The manufacturing sector remains tiny, with little investment and poorly qualified workers. Share of the workforce in manufacturing has remained at 4%, but in the past two decades its share of GDP has dropped from 19% to 12%.
The third sector is services, transport and tourism. Share of GDP has dropped from 61% in 2000 to 50% 2022, but workforce has doubled from 9% to 20% of the total, suggesting low pay in the informal sector.
Praising health and smashing education
Improvements in health are notes by ENDE, while education is heavily criticised.
“Notable improvements in access to health services have been recorded, driven by the increase in the number of health facilities. Today, health infrastructures are closer to citizens, with around 67% of the population having access to a health facility. The population’s satisfaction with the health services provided has increased significantly, from 53% in 2014/15 to 60% per cent in 2022,” notes ENDE.

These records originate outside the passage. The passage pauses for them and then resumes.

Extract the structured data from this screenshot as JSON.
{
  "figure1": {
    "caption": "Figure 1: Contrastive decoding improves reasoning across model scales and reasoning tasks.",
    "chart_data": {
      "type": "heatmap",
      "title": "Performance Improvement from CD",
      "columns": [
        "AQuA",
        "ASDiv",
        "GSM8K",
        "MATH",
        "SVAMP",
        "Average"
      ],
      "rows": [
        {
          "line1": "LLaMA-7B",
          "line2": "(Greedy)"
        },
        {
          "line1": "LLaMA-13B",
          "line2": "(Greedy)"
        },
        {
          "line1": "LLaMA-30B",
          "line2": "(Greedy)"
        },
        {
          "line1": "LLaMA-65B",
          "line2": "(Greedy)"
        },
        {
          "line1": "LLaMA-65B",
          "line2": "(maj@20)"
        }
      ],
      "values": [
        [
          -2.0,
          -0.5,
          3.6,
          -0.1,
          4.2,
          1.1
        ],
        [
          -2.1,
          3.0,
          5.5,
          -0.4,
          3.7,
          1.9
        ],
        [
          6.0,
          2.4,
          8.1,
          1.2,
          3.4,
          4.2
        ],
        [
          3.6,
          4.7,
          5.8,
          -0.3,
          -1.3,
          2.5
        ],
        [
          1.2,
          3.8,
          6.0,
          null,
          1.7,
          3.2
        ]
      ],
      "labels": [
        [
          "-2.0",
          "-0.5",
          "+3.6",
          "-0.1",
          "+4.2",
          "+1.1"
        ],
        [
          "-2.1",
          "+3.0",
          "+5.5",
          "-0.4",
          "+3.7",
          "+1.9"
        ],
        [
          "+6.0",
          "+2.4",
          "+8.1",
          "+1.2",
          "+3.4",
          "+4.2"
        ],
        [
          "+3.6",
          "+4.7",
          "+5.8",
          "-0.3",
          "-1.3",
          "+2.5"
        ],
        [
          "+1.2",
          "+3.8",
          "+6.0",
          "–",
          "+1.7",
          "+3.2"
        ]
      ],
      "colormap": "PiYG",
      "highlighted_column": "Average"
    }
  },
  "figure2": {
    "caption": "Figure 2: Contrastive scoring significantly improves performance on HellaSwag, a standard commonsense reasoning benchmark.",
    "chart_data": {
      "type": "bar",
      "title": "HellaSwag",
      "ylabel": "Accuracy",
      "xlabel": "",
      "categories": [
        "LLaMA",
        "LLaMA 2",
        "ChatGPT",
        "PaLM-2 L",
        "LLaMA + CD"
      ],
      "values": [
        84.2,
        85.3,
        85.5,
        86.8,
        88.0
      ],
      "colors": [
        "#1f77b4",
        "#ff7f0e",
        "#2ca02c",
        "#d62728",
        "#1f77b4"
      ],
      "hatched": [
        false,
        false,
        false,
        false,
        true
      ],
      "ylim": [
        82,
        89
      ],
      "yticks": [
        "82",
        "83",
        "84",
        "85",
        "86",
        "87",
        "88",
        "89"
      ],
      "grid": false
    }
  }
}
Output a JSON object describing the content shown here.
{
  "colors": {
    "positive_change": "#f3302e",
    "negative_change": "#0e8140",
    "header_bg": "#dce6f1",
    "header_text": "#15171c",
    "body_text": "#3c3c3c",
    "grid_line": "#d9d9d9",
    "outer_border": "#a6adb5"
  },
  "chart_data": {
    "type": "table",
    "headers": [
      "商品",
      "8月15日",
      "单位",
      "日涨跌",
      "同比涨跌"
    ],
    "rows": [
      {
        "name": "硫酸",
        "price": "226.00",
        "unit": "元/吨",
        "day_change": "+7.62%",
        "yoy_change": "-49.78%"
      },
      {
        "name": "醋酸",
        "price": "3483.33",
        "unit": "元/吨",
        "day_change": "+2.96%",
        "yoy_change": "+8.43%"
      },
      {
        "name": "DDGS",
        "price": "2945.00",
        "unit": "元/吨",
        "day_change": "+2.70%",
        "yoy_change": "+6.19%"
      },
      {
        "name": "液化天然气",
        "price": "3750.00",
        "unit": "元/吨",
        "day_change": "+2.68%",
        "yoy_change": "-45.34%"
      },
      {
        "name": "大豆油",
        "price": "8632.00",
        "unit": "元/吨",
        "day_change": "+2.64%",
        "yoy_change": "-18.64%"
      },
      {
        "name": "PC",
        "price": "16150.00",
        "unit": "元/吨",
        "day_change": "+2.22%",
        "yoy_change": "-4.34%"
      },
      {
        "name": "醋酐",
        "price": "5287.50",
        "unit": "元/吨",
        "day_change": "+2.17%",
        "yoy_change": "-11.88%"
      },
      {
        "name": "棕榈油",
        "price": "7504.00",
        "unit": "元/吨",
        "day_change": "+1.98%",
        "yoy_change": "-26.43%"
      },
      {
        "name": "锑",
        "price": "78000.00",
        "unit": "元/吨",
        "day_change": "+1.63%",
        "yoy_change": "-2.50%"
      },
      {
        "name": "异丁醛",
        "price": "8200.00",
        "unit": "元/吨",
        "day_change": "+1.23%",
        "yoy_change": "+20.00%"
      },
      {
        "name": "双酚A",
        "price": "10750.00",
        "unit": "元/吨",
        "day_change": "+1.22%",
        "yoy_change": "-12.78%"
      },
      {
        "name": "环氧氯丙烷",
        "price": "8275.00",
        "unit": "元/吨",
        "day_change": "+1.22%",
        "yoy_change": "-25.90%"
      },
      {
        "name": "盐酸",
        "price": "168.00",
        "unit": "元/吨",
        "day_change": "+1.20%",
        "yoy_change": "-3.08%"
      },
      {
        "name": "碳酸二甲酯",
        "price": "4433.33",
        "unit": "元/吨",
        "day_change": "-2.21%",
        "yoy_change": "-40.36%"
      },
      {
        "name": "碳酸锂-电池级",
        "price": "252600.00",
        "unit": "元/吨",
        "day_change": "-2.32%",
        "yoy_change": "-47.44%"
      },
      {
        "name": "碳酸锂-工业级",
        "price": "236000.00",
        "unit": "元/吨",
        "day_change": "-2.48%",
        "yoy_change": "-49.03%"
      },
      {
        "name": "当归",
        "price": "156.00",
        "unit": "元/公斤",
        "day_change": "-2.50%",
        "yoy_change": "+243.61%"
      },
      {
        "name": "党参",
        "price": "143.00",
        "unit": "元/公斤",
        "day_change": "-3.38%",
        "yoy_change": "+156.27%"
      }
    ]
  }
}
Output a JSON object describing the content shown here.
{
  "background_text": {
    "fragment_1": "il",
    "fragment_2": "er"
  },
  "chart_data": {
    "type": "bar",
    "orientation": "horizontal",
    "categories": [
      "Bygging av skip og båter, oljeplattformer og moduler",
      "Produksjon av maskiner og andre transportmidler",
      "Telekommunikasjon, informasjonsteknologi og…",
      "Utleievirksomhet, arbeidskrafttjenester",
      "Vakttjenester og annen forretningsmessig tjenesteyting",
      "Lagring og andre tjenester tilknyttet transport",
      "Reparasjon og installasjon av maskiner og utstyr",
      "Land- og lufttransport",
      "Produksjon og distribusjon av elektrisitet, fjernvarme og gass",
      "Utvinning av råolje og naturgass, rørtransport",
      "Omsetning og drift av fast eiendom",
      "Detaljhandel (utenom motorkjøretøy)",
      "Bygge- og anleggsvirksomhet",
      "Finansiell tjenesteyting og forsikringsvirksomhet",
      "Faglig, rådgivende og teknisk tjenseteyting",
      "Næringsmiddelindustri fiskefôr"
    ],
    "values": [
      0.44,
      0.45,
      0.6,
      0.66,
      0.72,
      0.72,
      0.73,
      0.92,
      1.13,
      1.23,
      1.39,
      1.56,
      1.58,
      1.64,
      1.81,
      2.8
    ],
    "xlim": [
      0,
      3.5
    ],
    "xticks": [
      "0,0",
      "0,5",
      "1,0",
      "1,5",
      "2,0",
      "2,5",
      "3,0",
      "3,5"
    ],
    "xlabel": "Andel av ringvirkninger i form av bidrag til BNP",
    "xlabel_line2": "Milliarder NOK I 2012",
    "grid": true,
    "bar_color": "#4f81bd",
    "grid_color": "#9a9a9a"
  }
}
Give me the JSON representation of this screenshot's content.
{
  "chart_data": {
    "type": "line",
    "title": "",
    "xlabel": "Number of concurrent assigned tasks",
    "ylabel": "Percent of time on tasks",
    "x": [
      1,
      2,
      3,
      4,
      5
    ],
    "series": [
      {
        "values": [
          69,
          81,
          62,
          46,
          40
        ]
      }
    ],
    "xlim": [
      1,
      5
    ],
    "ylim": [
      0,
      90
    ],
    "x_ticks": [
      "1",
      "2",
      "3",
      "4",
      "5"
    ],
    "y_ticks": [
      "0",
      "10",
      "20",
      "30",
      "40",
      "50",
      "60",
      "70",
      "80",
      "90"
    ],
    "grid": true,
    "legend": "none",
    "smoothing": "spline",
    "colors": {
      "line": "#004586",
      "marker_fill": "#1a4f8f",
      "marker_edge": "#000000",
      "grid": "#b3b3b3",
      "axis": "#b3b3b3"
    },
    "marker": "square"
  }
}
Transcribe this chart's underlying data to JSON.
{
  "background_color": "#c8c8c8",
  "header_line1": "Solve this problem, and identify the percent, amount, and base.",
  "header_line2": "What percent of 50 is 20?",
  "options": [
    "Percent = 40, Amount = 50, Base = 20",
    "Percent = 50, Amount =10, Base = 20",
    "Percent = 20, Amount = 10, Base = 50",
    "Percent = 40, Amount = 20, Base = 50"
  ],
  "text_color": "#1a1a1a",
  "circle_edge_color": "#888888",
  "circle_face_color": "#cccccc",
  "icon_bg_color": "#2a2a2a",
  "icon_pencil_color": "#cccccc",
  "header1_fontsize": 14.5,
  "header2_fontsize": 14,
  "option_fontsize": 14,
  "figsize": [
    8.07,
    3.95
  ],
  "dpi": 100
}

“Communicable and vaccine-preventable diseases have reduced significantly in recent decades, due to the success of prevention and treatment strategies for the main childhood diseases.” But HIV/AIS, tuberculosis and malaria “remain serious”. Infant mortality and child malnutrition remain high. “Waiting times, lack of essential medicines and medical equipment are factors in the population’s dissatisfaction with health services.
But on Education, ENDE says “the low quality of education prevents young people from having better job opportunities and limits their prospects of a better quality of life, resulting in a society with low productivity. Education indicators show that the system is unable to educate literate children and adolescents by the age of 15. In the initial years of primary education, despite improvements in learning rates, the inequalities are still great between rural and urban areas”, reports ENDE. The average pupil/teacher ratio in basic education is 64 pupils to one teacher, “which has had an impact on learning levels”.
“Worker training to ensure a qualitative and quantitative expansion of the labour supply” requires significant investment.”
Illiteracy levels remain particularly high for women (49%) compared to men (26%) and rural (52%) compared to urban (20%). “Education infrastructure, especially at pre-school and secondary school level, is still a challenge in terms of guaranteeing fair access, quality and equity in learning.”
School books are distributed free of charge but they do not reach all students. “Overcrowding in schools, reflected in the high pupil/teacher ratio, the lack of classrooms, the shortage of essential water and sanitation infrastructure in many schools, as well as the shortage of qualified teachers, represent persistent challenges in the national education system.” This results in “a high rate of school wastage expressed by the high number of dropouts, especially among girls, and high failure rates and low completion rates for each level of education.”
A high risk strategy
The ENDE ends with a set of risks. One is that “the risk of poor diversification of the economy (industrialisation, production, productivity, technology and innovation) can result from dependence on natural resources; poor agricultural performance as a source of raw materials for industry can lead to the import of raw materials, raising production costs and reducing the competitiveness and performance of national industry; structural and regulatory barriers; insufficient investment in research, technology, innovation and entrepreneurship; resistance to change; an unfavourable investment climate; low labour skills and others.”
But ENDE make several assumptions that are also high risk, but not identified as such:
+ The 20-year program will cost $264bn which will come from Mozambican government funding, foreign investment, public-private partnerships, loans, development banks, and aid.
+ GDP will grow by more than 9% per year.
+ Government income will increase from 25% of GDP to 30%.
+ Government spending will increase from 33% of GDP to 45%, which implicitly assumes changes in IMF policy.